Additional Identified Priorities
Development of a Joint Civilian/Military Advisory Board
Establishing and funding a Joint Civilian/Military Advisory Board (JCMAB) to oversee request for proposal (RFP) development will facilitate a productive interaction between (1) military surgeons and researchers with content expertise and (2) civilian researchers and clinicians with methodologic expertise. This joint board also could be tasked with developing evidence‐based “best practice” guidelines. Additionally, coordination of study design and implementation, with external review and oversight, will be required for studies funded both within and outside the military. The JCMAB could serve as a source of expertise for such study advice and oversight. Finally, expert advice in the management of complex wounds in theater was called for during the discussions. The JCMAB could be tasked with developing mechanisms for providing such “second opinion” advice to surgeons faced with the challenge of making in‐theater decisions beyond their own clinical comfort zone.
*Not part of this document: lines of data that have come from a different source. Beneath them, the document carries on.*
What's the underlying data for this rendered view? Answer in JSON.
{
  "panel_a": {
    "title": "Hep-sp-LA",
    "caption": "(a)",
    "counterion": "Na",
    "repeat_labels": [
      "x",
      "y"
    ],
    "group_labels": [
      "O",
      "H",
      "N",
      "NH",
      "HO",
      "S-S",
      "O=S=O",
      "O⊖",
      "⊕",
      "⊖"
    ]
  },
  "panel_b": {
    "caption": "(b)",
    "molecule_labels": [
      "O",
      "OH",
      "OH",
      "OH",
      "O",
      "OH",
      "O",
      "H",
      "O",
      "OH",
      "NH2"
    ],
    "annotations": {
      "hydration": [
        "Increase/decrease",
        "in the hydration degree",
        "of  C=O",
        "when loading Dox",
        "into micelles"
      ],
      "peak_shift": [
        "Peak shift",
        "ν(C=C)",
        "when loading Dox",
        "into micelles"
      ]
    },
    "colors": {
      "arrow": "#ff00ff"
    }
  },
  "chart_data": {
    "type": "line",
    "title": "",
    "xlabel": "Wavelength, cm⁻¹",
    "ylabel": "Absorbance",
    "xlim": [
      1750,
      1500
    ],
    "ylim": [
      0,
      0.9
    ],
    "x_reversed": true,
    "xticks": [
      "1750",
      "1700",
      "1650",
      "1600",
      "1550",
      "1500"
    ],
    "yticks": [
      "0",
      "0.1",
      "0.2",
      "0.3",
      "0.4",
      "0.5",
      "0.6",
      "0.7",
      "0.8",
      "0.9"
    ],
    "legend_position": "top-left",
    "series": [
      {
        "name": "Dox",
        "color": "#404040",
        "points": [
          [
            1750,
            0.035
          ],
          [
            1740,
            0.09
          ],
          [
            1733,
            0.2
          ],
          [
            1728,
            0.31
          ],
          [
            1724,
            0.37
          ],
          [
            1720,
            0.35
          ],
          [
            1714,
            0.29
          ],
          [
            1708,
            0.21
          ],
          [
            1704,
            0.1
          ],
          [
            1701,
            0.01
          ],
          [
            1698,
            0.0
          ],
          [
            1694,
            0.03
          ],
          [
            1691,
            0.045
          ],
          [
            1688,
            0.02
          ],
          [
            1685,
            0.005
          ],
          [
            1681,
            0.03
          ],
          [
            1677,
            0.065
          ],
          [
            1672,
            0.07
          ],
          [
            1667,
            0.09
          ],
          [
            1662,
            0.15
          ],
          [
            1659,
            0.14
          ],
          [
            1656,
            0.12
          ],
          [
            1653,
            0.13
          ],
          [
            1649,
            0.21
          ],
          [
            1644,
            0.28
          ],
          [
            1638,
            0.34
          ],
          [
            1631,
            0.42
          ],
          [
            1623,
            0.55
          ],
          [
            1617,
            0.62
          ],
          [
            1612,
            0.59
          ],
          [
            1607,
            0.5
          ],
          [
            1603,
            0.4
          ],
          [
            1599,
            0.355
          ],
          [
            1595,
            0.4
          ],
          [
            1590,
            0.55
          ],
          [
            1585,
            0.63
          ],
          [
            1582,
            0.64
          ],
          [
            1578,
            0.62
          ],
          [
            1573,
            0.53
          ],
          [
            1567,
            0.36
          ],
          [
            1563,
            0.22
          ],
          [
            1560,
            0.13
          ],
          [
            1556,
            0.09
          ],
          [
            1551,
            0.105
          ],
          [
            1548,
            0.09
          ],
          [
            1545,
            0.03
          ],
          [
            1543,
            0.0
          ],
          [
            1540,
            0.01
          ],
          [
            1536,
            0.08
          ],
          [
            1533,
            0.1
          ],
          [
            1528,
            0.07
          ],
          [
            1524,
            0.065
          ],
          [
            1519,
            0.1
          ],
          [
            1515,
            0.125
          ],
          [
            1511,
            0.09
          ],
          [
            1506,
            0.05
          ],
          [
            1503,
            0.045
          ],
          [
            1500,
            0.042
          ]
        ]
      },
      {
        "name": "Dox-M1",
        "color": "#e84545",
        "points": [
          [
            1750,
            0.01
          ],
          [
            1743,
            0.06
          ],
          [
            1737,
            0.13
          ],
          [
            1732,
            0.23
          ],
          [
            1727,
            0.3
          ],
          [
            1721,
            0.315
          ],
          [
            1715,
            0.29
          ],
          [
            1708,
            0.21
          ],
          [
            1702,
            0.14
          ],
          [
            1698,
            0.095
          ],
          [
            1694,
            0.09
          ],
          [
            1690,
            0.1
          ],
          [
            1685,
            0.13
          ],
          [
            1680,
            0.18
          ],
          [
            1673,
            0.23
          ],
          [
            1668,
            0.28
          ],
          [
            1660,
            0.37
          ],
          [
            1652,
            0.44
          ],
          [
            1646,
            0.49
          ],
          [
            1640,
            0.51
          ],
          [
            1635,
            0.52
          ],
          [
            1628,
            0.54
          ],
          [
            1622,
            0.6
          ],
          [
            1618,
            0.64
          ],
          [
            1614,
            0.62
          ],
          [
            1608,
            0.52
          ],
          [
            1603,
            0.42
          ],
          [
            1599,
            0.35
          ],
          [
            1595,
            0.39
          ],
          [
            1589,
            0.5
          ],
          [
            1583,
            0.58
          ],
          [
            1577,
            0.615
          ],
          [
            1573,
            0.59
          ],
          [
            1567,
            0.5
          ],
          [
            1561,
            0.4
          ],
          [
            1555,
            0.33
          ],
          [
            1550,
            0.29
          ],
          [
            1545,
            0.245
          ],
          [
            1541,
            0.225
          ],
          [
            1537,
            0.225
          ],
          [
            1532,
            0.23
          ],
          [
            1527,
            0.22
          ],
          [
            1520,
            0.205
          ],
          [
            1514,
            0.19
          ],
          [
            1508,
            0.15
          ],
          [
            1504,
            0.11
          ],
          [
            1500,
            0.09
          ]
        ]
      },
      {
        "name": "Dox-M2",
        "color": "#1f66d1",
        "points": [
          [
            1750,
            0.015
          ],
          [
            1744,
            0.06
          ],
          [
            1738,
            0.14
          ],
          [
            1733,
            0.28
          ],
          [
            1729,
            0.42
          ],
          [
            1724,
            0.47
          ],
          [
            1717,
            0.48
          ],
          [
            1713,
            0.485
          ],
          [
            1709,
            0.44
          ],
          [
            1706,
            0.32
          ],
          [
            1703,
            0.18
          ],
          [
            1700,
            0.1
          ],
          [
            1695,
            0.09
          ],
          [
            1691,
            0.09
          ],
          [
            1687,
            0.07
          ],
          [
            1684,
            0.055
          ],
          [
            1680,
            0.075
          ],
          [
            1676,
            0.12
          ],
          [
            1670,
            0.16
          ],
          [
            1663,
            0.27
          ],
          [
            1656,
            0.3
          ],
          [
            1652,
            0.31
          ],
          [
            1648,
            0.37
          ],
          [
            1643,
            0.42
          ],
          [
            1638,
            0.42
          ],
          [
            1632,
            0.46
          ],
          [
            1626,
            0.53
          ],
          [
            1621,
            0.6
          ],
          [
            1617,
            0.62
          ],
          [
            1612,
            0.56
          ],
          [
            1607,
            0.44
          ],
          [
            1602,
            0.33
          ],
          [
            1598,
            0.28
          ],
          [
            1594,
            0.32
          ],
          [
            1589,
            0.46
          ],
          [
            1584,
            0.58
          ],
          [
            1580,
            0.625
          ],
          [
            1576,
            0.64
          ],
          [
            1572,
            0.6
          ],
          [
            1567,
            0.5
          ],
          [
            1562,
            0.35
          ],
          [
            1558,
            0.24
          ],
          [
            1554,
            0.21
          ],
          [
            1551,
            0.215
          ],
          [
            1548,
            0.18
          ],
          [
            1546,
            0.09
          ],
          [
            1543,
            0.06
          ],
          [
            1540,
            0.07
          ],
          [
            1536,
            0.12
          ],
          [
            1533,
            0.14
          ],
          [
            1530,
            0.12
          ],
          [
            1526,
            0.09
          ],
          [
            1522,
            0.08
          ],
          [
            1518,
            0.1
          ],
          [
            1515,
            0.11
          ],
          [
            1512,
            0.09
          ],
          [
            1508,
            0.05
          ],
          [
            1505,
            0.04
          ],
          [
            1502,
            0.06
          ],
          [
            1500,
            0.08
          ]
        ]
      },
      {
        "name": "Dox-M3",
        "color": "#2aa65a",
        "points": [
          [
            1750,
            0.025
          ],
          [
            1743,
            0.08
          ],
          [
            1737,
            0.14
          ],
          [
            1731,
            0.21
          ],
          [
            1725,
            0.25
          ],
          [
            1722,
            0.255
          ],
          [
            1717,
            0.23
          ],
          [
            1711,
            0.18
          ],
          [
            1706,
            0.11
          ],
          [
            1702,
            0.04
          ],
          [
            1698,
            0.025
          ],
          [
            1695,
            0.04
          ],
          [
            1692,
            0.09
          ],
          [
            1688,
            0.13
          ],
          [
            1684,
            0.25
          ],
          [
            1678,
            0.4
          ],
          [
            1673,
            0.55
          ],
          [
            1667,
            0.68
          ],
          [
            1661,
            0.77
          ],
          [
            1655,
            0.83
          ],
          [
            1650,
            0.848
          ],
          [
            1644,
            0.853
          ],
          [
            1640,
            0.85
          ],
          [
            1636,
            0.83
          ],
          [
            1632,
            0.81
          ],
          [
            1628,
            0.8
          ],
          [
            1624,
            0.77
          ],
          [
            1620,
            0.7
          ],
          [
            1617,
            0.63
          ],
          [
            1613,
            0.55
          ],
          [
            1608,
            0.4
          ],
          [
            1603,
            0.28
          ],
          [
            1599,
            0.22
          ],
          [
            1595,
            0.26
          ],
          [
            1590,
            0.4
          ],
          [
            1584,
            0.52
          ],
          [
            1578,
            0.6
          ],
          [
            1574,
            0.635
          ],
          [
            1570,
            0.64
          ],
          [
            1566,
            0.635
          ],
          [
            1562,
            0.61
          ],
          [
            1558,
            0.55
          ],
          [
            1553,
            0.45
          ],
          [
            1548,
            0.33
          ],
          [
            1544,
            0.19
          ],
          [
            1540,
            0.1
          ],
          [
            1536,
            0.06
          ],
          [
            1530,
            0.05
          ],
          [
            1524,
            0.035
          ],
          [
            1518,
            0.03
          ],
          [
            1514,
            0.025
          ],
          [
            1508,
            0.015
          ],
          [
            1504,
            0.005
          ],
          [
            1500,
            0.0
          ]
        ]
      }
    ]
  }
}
Development of an Extremity War Injuries Course
An extremity war injuries course for surgeons departing for service in combat theaters should be developed. The course should be specific to the treatment of high‐energy extremity war injuries and focus on the challenges of far‐forward treatment, including the timing and techniques of débridement, assessment and treatment of shock, and stabilization before transportation. The course should expand on current offerings so as to increase the level of comfort military surgeons have in the management of these injuries before deployment. Use of survival animal models of high‐energy blast injury will facilitate surgical technique development.